Violence against women
Violence is one of the leading causes of maternal mortality in our community, but this is only the tip of a very large iceberg. Many of you will have read of the terrible assault on one of our trainees last year – it was very widely reported in the media and made international headlines. This made the problem very personal and it is an area in which the College is in a position to now do more. I am setting up a working party to examine ways we can raise awareness of violence against women and to engage the College fully in this area. The issue of violence will be of concern to all of you, and we have the resources to make an impact. Over the course of the year, expect to hear more about this issue and how we all can help.
‘Australia and New Zealand are fortunate to have some of the highest standards of healthcare for women of any place in the world. This is a credit to the enormous enthusiasm so many Fellows have for their work and responsibilities.’
Clinical variation
Clinical variation is the phenomenon of different rates of treatment – typically surgery – in different regions that is not explained by differences in the prevalence of disease. The Atlas of Clinical Variation has been developed by the Australian Commission on Safety and Quality in Health Care (ACSQHC) and documents the varying uptake of a number of key procedures and treatments across Australia. There are obviously many reasons for such variation and it is foolish to take rates of clinical practice at face value. However, procedures that have considerable variation – they are commonly performed in some areas, uncommon in others – definitely should lead to further analysis.

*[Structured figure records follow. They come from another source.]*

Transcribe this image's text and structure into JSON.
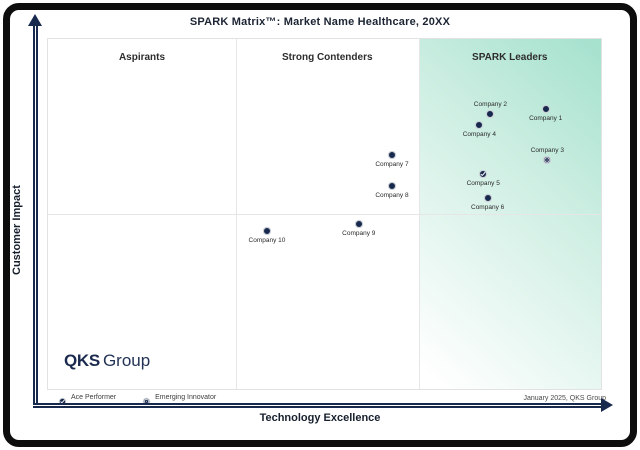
{
  "title": "SPARK Matrix™: Market Name Healthcare, 20XX",
  "x_axis_label": "Technology Excellence",
  "y_axis_label": "Customer Impact",
  "quadrant_labels": [
    "Aspirants",
    "Strong Contenders",
    "SPARK Leaders"
  ],
  "legend": {
    "ace_performer": "Ace Performer",
    "emerging_innovator": "Emerging Innovator"
  },
  "footer_note": "January 2025, QKS Group",
  "logo": {
    "bold_part": "QKS",
    "light_part": "Group"
  },
  "colors": {
    "navy": "#18294e",
    "marker_halo": "#ccd1d8",
    "leaders_gradient_start": "#a4e1cd",
    "grid_line": "#e6e6e6",
    "frame": "#0d0d0d"
  },
  "chart_data": {
    "type": "scatter",
    "title": "SPARK Matrix™: Market Name Healthcare, 20XX",
    "xlabel": "Technology Excellence",
    "ylabel": "Customer Impact",
    "xlim": [
      0,
      100
    ],
    "ylim": [
      0,
      100
    ],
    "axis_ticks_visible": false,
    "grid": "quadrant",
    "quadrant_dividers_x_pct": [
      34,
      67
    ],
    "midline_y_pct": 50,
    "legend_position": "bottom-left",
    "points": [
      {
        "label": "Company 1",
        "x": 90,
        "y": 80,
        "marker": "standard",
        "label_position": "below"
      },
      {
        "label": "Company 2",
        "x": 80,
        "y": 78.7,
        "marker": "standard",
        "label_position": "above"
      },
      {
        "label": "Company 3",
        "x": 90.3,
        "y": 65.3,
        "marker": "emerging-innovator",
        "label_position": "above"
      },
      {
        "label": "Company 4",
        "x": 78,
        "y": 75.3,
        "marker": "standard",
        "label_position": "below"
      },
      {
        "label": "Company 5",
        "x": 78.7,
        "y": 61.4,
        "marker": "ace-performer",
        "label_position": "below"
      },
      {
        "label": "Company 6",
        "x": 79.5,
        "y": 54.5,
        "marker": "standard",
        "label_position": "below"
      },
      {
        "label": "Company 7",
        "x": 62.2,
        "y": 66.8,
        "marker": "standard",
        "label_position": "below"
      },
      {
        "label": "Company 8",
        "x": 62.2,
        "y": 58,
        "marker": "standard",
        "label_position": "below"
      },
      {
        "label": "Company 9",
        "x": 56.2,
        "y": 47.2,
        "marker": "standard",
        "label_position": "below"
      },
      {
        "label": "Company 10",
        "x": 39.6,
        "y": 45.2,
        "marker": "standard",
        "label_position": "below"
      }
    ]
  }
}
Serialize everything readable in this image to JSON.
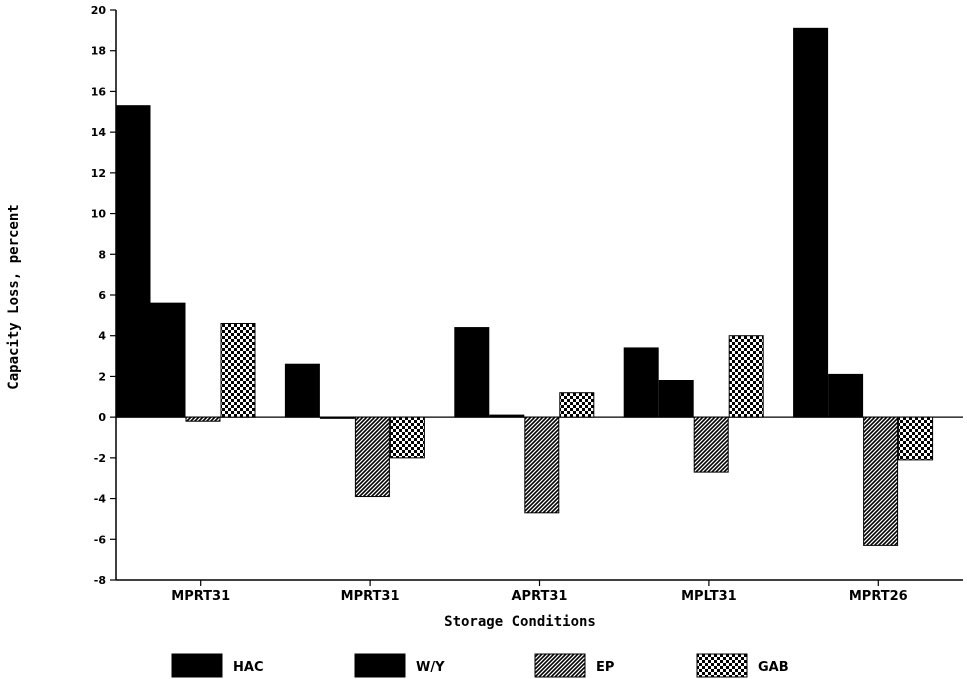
{
  "chart_data": {
    "type": "bar",
    "title": "",
    "xlabel": "Storage Conditions",
    "ylabel": "Capacity Loss, percent",
    "ylim": [
      -8,
      20
    ],
    "yticks": [
      20,
      18,
      16,
      14,
      12,
      10,
      8,
      6,
      4,
      2,
      0,
      -2,
      -4,
      -6,
      -8
    ],
    "ytick_labels": [
      "20",
      "18",
      "16",
      "14",
      "12",
      "10",
      "8",
      "6",
      "4",
      "2",
      "0",
      "-2",
      "-4",
      "-6",
      "-8"
    ],
    "categories": [
      "MPRT31",
      "MPRT31",
      "APRT31",
      "MPLT31",
      "MPRT26"
    ],
    "series": [
      {
        "name": "HAC",
        "values": [
          15.3,
          2.6,
          4.4,
          3.4,
          19.1
        ],
        "fill": "solid"
      },
      {
        "name": "W/Y",
        "values": [
          5.6,
          0,
          0.1,
          1.8,
          2.1
        ],
        "fill": "solid"
      },
      {
        "name": "EP",
        "values": [
          -0.2,
          -3.9,
          -4.7,
          -2.7,
          -6.3
        ],
        "fill": "hatch"
      },
      {
        "name": "GAB",
        "values": [
          4.6,
          -2.0,
          1.2,
          4.0,
          -2.1
        ],
        "fill": "checker"
      }
    ],
    "grid": false,
    "legend_position": "bottom"
  },
  "colors": {
    "bar": "#000000",
    "background": "#ffffff"
  }
}
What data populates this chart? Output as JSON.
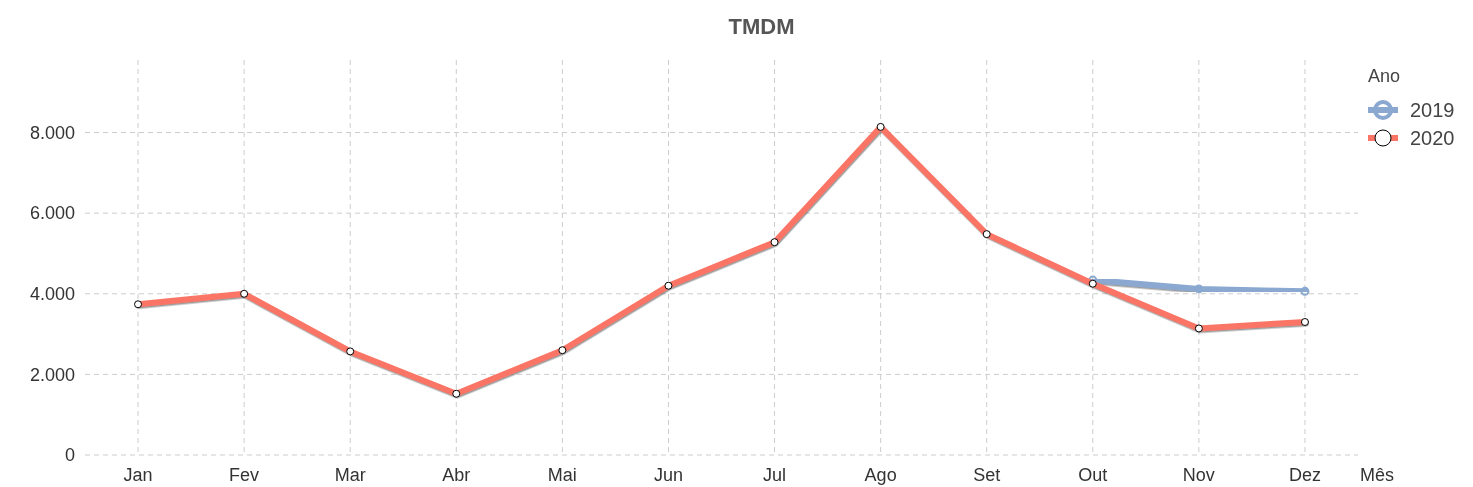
{
  "chart_data": {
    "type": "line",
    "title": "TMDM",
    "xlabel": "Mês",
    "legend_title": "Ano",
    "categories": [
      "Jan",
      "Fev",
      "Mar",
      "Abr",
      "Mai",
      "Jun",
      "Jul",
      "Ago",
      "Set",
      "Out",
      "Nov",
      "Dez"
    ],
    "series": [
      {
        "name": "2019",
        "color": "#8aa8d0",
        "values": [
          null,
          null,
          null,
          null,
          null,
          null,
          null,
          null,
          null,
          4340,
          4120,
          4060
        ]
      },
      {
        "name": "2020",
        "color": "#fa7565",
        "values": [
          3740,
          4000,
          2570,
          1520,
          2600,
          4200,
          5280,
          8140,
          5480,
          4250,
          3140,
          3300
        ]
      }
    ],
    "ylim": [
      0,
      9800
    ],
    "yticks": [
      0,
      {
        "value": 2000,
        "label": "2.000"
      },
      {
        "value": 4000,
        "label": "4.000"
      },
      {
        "value": 6000,
        "label": "6.000"
      },
      {
        "value": 8000,
        "label": "8.000"
      }
    ],
    "grid": true,
    "legend": "right",
    "marker": "circle",
    "line_style": "solid"
  }
}
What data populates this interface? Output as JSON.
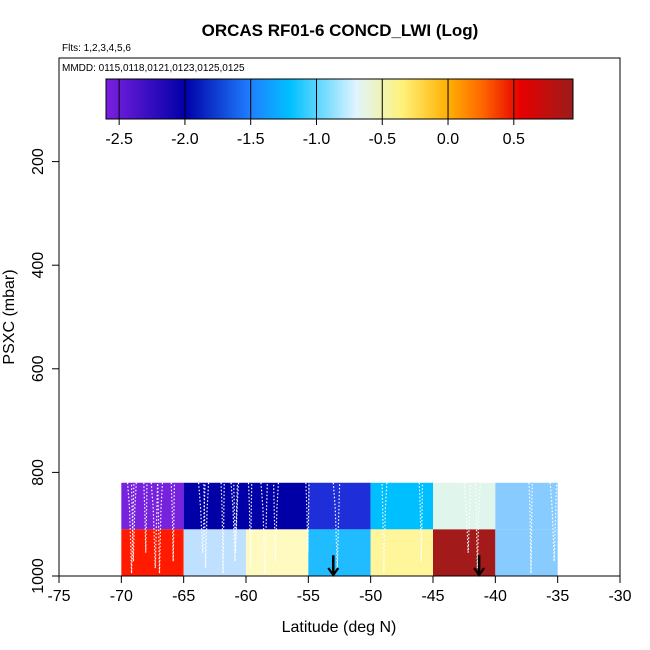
{
  "chart_data": {
    "type": "heatmap",
    "title": "ORCAS RF01-6 CONCD_LWI (Log)",
    "subtitle_flights": "Flts: 1,2,3,4,5,6",
    "subtitle_dates": "MMDD: 0115,0118,0121,0123,0125,0125",
    "xlabel": "Latitude (deg N)",
    "ylabel": "PSXC (mbar)",
    "xlim": [
      -75,
      -30
    ],
    "ylim": [
      1000,
      0
    ],
    "x_ticks": [
      -75,
      -70,
      -65,
      -60,
      -55,
      -50,
      -45,
      -40,
      -35,
      -30
    ],
    "y_ticks": [
      200,
      400,
      600,
      800,
      1000
    ],
    "colorbar": {
      "range": [
        -2.6,
        0.95
      ],
      "ticks": [
        -2.5,
        -2.0,
        -1.5,
        -1.0,
        -0.5,
        0.0,
        0.5
      ],
      "tick_labels": [
        "-2.5",
        "-2.0",
        "-1.5",
        "-1.0",
        "-0.5",
        "0.0",
        "0.5"
      ],
      "colors": [
        "#7b1fe0",
        "#0000a8",
        "#1f7fff",
        "#00c0ff",
        "#dff4ff",
        "#fff27a",
        "#ffb000",
        "#ff6a00",
        "#e60000",
        "#9b1c1c"
      ],
      "color_stops": [
        -2.6,
        -2.0,
        -1.5,
        -1.2,
        -0.7,
        -0.35,
        0.0,
        0.25,
        0.55,
        0.95
      ]
    },
    "cells": [
      {
        "lat": [
          -70,
          -65
        ],
        "p": [
          820,
          910
        ],
        "color": "#7722dd"
      },
      {
        "lat": [
          -65,
          -55
        ],
        "p": [
          820,
          910
        ],
        "color": "#0000a6"
      },
      {
        "lat": [
          -55,
          -50
        ],
        "p": [
          820,
          910
        ],
        "color": "#1e2ed8"
      },
      {
        "lat": [
          -50,
          -45
        ],
        "p": [
          820,
          910
        ],
        "color": "#00bfff"
      },
      {
        "lat": [
          -45,
          -40
        ],
        "p": [
          820,
          910
        ],
        "color": "#e0f6ec"
      },
      {
        "lat": [
          -40,
          -35
        ],
        "p": [
          820,
          910
        ],
        "color": "#88ccff"
      },
      {
        "lat": [
          -70,
          -65
        ],
        "p": [
          910,
          1000
        ],
        "color": "#ff1a00"
      },
      {
        "lat": [
          -65,
          -60
        ],
        "p": [
          910,
          1000
        ],
        "color": "#bfe0ff"
      },
      {
        "lat": [
          -60,
          -55
        ],
        "p": [
          910,
          1000
        ],
        "color": "#fffbc0"
      },
      {
        "lat": [
          -55,
          -50
        ],
        "p": [
          910,
          1000
        ],
        "color": "#20bcff"
      },
      {
        "lat": [
          -50,
          -45
        ],
        "p": [
          910,
          1000
        ],
        "color": "#fff59a"
      },
      {
        "lat": [
          -45,
          -40
        ],
        "p": [
          910,
          1000
        ],
        "color": "#a21a1a"
      },
      {
        "lat": [
          -40,
          -35
        ],
        "p": [
          910,
          1000
        ],
        "color": "#88ccff"
      }
    ],
    "track_longitudes": [
      -69.5,
      -68.8,
      -68.2,
      -67.6,
      -66.7,
      -66.0,
      -63.8,
      -63.0,
      -62.0,
      -61.2,
      -60.6,
      -59.8,
      -58.8,
      -57.4,
      -55.2,
      -53.0,
      -48.7,
      -46.1,
      -42.5,
      -41.2,
      -37.3,
      -35.6
    ],
    "markers": [
      {
        "lat": -53.0,
        "p_start": 960,
        "p_end": 1000
      },
      {
        "lat": -41.3,
        "p_start": 960,
        "p_end": 1000
      }
    ]
  }
}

In some cases, lack of leadership from the College in the form of an ambiguous confusion of clinical guidance may be to blame. As the Chair of the Women’s Health Committee for four years, it certainly could be my fault! I am meeting with representatives from ACSQHC regularly to review current data and plan future data collections. I hope these will assist us with being able to help you in your management of patients. An algorithm regarding stepwise management of menorrhagia is under development, for example, and I should be able to bring you more information about this soon. In the meantime, you can access the Atlas yourself via the ACSQHC website.
Get with the program
From the start of May this year, the Renewed Cervical Screening Program will begin. Most of you will know that we are moving from second-yearly cytology-based screening to five-yearly DNA-based screening. Along with the Renewal come a number of new guidelines, algorithms and reporting requirements. In this issue of O&G Magazine, information about these exciting changes is presented. Please make sure you read the information, and familiarise yourself with the changes to the patient program.